Cassazione: riconosciuto il diritto al buono pasto anche ai lavoratori turnisti del pubblico impiego per turni oltre le sei ore

di Gianluca Mariani

Stampa la pagina
foto

La Corte di Cassazione, con l’ordinanza n. 25525/2025,  torna a pronunciarsi sul diritto al buono pasto nel pubblico impiego, con un’ordinanza che chiarisce definitivamente l’applicabilità del beneficio anche ai lavoratori turnisti. Il caso trae origine dal ricorso di quattordici infermieri dell’Azienda Sanitaria Provinciale di Messina, esclusi dal servizio mensa durante i turni notturni per effetto di un regolamento interno che limitava l’erogazione dei buoni pasto al solo personale con rientro pomeridiano.

La Corte d’Appello di Messina aveva già riconosciuto il diritto dei ricorrenti a ricevere il buono pasto sostitutivo per ogni turno eccedente le sei ore, fondando la decisione sull’art. 29 del CCNL Sanità 2001 e sull’art. 8 del D.Lgs. 66/2003.

Tali norme prevedono che, superata la soglia delle sei ore lavorative, il dipendente pubblico abbia diritto a una pausa per la consumazione del pasto, indipendentemente dalla possibilità di accedere fisicamente alla mensa. Nel ricorso per cassazione, l’ASP di Messina ha contestato l’estensione del diritto ai turnisti, sostenendo che solo i lavoratori non turnisti, in grado di interrompere la prestazione, potessero beneficiare della pausa e quindi del buono pasto.

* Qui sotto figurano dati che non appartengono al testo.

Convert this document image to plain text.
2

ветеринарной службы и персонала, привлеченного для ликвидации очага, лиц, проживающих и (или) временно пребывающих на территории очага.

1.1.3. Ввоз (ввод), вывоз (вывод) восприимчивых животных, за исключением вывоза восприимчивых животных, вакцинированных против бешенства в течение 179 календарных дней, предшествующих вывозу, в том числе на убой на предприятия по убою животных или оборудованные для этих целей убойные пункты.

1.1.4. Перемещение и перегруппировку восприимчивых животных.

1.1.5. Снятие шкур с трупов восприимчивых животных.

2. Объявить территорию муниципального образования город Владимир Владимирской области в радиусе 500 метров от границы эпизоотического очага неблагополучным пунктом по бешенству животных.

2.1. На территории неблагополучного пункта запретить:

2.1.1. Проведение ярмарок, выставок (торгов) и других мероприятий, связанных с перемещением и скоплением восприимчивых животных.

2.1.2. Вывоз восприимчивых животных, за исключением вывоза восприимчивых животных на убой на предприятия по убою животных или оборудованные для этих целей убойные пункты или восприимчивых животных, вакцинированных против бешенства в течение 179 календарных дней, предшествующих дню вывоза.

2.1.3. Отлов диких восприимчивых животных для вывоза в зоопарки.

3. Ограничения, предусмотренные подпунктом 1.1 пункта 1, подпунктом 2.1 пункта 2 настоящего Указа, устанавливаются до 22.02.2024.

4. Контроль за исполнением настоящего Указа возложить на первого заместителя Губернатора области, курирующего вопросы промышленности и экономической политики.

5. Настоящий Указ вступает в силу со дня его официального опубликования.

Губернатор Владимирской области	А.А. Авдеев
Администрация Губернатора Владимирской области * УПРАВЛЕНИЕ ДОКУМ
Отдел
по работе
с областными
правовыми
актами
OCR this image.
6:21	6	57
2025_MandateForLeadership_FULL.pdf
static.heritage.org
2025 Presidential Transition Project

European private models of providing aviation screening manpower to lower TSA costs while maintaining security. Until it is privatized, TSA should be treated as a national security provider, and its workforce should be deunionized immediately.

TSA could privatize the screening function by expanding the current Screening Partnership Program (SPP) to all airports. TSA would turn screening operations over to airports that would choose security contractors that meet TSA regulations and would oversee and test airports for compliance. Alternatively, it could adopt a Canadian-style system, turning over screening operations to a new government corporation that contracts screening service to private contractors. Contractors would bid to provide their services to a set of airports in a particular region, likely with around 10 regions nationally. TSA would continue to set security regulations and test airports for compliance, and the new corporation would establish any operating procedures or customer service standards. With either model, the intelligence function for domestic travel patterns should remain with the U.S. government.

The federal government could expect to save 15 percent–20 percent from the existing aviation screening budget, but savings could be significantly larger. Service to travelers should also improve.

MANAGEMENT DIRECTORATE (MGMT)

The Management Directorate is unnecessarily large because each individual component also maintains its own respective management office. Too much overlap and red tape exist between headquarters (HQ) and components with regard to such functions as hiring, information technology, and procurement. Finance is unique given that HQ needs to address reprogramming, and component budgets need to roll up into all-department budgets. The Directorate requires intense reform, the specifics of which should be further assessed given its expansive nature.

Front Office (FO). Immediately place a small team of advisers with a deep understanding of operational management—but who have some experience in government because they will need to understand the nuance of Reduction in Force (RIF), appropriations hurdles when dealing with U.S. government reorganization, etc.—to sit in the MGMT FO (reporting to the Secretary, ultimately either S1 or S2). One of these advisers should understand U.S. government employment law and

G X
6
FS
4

La Suprema Corte ha respinto tale impostazione, ribadendo un principio già consolidato nella giurisprudenza di legittimità (Cass. n. 22478/2024, n. 32113/2022, n. 5547/2021): il buono pasto è un istituto di natura assistenziale, volto a tutelare il benessere psico-fisico del lavoratore, e non una voce retributiva o premiale.

La Corte ha chiarito che il diritto alla pausa pranzo, e quindi al buono pasto, sorge ogni qualvolta l’orario giornaliero superi le sei ore, senza che rilevi la natura turnista o meno del lavoro svolto.

Se la mensa non è fruibile per ragioni organizzative – come nel caso della continuità assistenziale – il lavoratore ha diritto al buono pasto sostitutivo.

I regolamenti aziendali non possono comprimere tale diritto, che trova fondamento non solo nella contrattazione collettiva, ma anche nella normativa nazionale. La decisione ha effetti rilevanti per tutto il comparto pubblico, estendendo il principio a contesti analoghi in cui la fruizione del servizio mensa è impedita da esigenze di servizio.

La Corte ha confermato la condanna dell’ASP al pagamento delle somme dovute ai lavoratori, riconoscendo il diritto al buono pasto per i turni eccedenti le sei ore, anche in assenza di accesso alla mensa.